The Philippines does only 13 tests per case, meaning, it interviews, contacts and tests only 13 people per COVID-19 patient, if at all. Taiwan does 150, New Zealand 141, Australia 100, South Korea 60, and Germany 17. These countries have had the best outcomes in fighting the virus.
On lockdowns, Nikkei Asian Review did a study on degrees of stopping human mobility. The Philippines had the highest success rate based Google’s data on six categories of public mobility (retail and recreation; grocery stores and pharmacies; parks; transit stations; workplaces; and residential areas). Manila averaged a decline of 50.83 percent. Said the publication: “With severe restrictions, the Duterte administration brought down public mobility by 85 percent in transit stations; 79 percent in retail and recreation; and 71 percent in workplaces. India ranked second with an average decline in public mobility by 47.83 percent.”

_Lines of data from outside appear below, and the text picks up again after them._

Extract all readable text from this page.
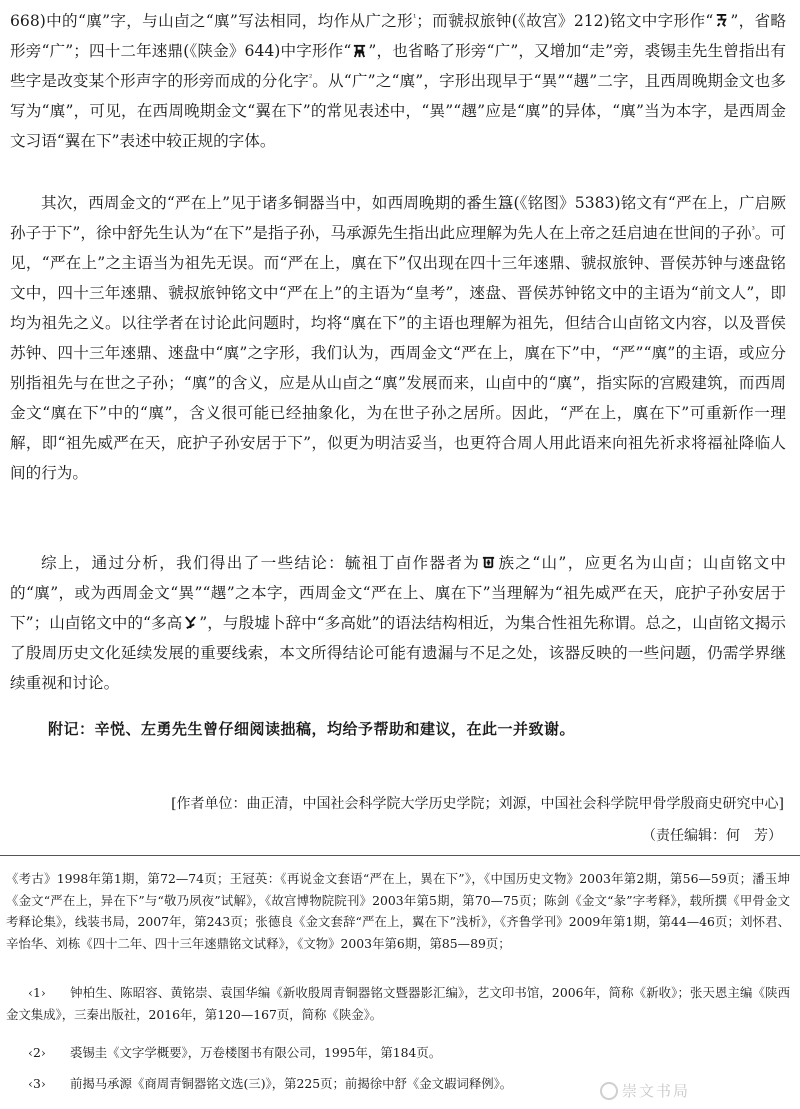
668)中的“廙”字，与山卣之“廙”写法相同，均作从广之形$^{^1}$；而虢叔旅钟(《故宫》212)铭文中字形作“ ”，省略形旁“广”；四十二年逨鼎(《陕金》644)中字形作“ ”，也省略了形旁“广”，又增加“走”旁，裘锡圭先生曾指出有些字是改变某个形声字的形旁而成的分化字$^{^2}$。从“广”之“廙”，字形出现早于“異”“趩”二字，且西周晚期金文也多写为“廙”，可见，在西周晚期金文“翼在下”的常见表述中，“異”“趩”应是“廙”的异体，“廙”当为本字，是西周金文习语“翼在下”表述中较正规的字体。

其次，西周金文的“严在上”见于诸多铜器当中，如西周晚期的番生簋(《铭图》5383)铭文有“严在上，广启厥孙子于下”，徐中舒先生认为“在下”是指子孙，马承源先生指出此应理解为先人在上帝之廷启迪在世间的子孙$^{^3}$。可见，“严在上”之主语当为祖先无误。而“严在上，廙在下”仅出现在四十三年逨鼎、虢叔旅钟、晋侯苏钟与逨盘铭文中，四十三年逨鼎、虢叔旅钟铭文中“严在上”的主语为“皇考”，逨盘、晋侯苏钟铭文中的主语为“前文人”，即均为祖先之义。以往学者在讨论此问题时，均将“廙在下”的主语也理解为祖先，但结合山卣铭文内容，以及晋侯苏钟、四十三年逨鼎、逨盘中“廙”之字形，我们认为，西周金文“严在上，廙在下”中，“严”“廙”的主语，或应分别指祖先与在世之子孙；“廙”的含义，应是从山卣之“廙”发展而来，山卣中的“廙”，指实际的宫殿建筑，而西周金文“廙在下”中的“廙”，含义很可能已经抽象化，为在世子孙之居所。因此，“严在上，廙在下”可重新作一理解，即“祖先威严在天，庇护子孙安居于下”，似更为明洁妥当，也更符合周人用此语来向祖先祈求将福祉降临人间的行为。

综上，通过分析，我们得出了一些结论：毓祖丁卣作器者为 族之“山”，应更名为山卣；山卣铭文中的“廙”，或为西周金文“異”“趩”之本字，西周金文“严在上、廙在下”当理解为“祖先威严在天，庇护子孙安居于下”；山卣铭文中的“多高 ”，与殷墟卜辞中“多高妣”的语法结构相近，为集合性祖先称谓。总之，山卣铭文揭示了殷周历史文化延续发展的重要线索，本文所得结论可能有遗漏与不足之处，该器反映的一些问题，仍需学界继续重视和讨论。

附记：辛悦、左勇先生曾仔细阅读拙稿，均给予帮助和建议，在此一并致谢。

[作者单位：曲正清，中国社会科学院大学历史学院；刘源，中国社会科学院甲骨学殷商史研究中心]

（责任编辑：何　芳）

《考古》1998年第1期，第72—74页；王冠英：《再说金文套语“严在上，異在下”》，《中国历史文物》2003年第2期，第56—59页；潘玉坤《金文“严在上，异在下”与“敬乃夙夜”试解》，《故宫博物院院刊》2003年第5期，第70—75页；陈剑《金文“彖”字考释》，载所撰《甲骨金文考释论集》，线装书局，2007年，第243页；张德良《金文套辞“严在上，翼在下”浅析》，《齐鲁学刊》2009年第1期，第44—46页；刘怀君、辛怡华、刘栋《四十二年、四十三年逨鼎铭文试释》，《文物》2003年第6期，第85—89页；

‹1› 钟柏生、陈昭容、黄铭崇、袁国华编《新收殷周青铜器铭文暨器影汇编》，艺文印书馆，2006年，简称《新收》；张天恩主编《陕西金文集成》，三秦出版社，2016年，第120—167页，简称《陕金》。

‹2› 裘锡圭《文字学概要》，万卷楼图书有限公司，1995年，第184页。

‹3› 前揭马承源《商周青铜器铭文选(三)》，第225页；前揭徐中舒《金文嘏词释例》。	崇文书局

Nikkei said these repressive lockdowns are not effective in the fight against COVID-19. While the Philippines and India are imposing very tight rules to restrict public mobility, they are still failing to bring down the number of new COVID-19 cases, which continued their upward trajectory after almost two months of lockdown.
On the contrary, countries that implemented less severe measures to control public mobility like Taiwan (2.16 percent decline in public mobility); South Korea (11.0 percent); Japan (13.83 percent); Vietnam (29.5 percent); and Thailand (31.66 percent) are significantly doing better in terms of bringing down the number of their daily new cases, as shown in the charts.
Concludes Nikkei: “Lockdowns are meant to hide the sorry state of public health systems and a convenient cover for leaders like Duterte (and Modi) to consolidate their authoritarian rule. The effective way to contain the spread of the new coronavirus are not repressive measures but reliable health and medical interventions, including testing.”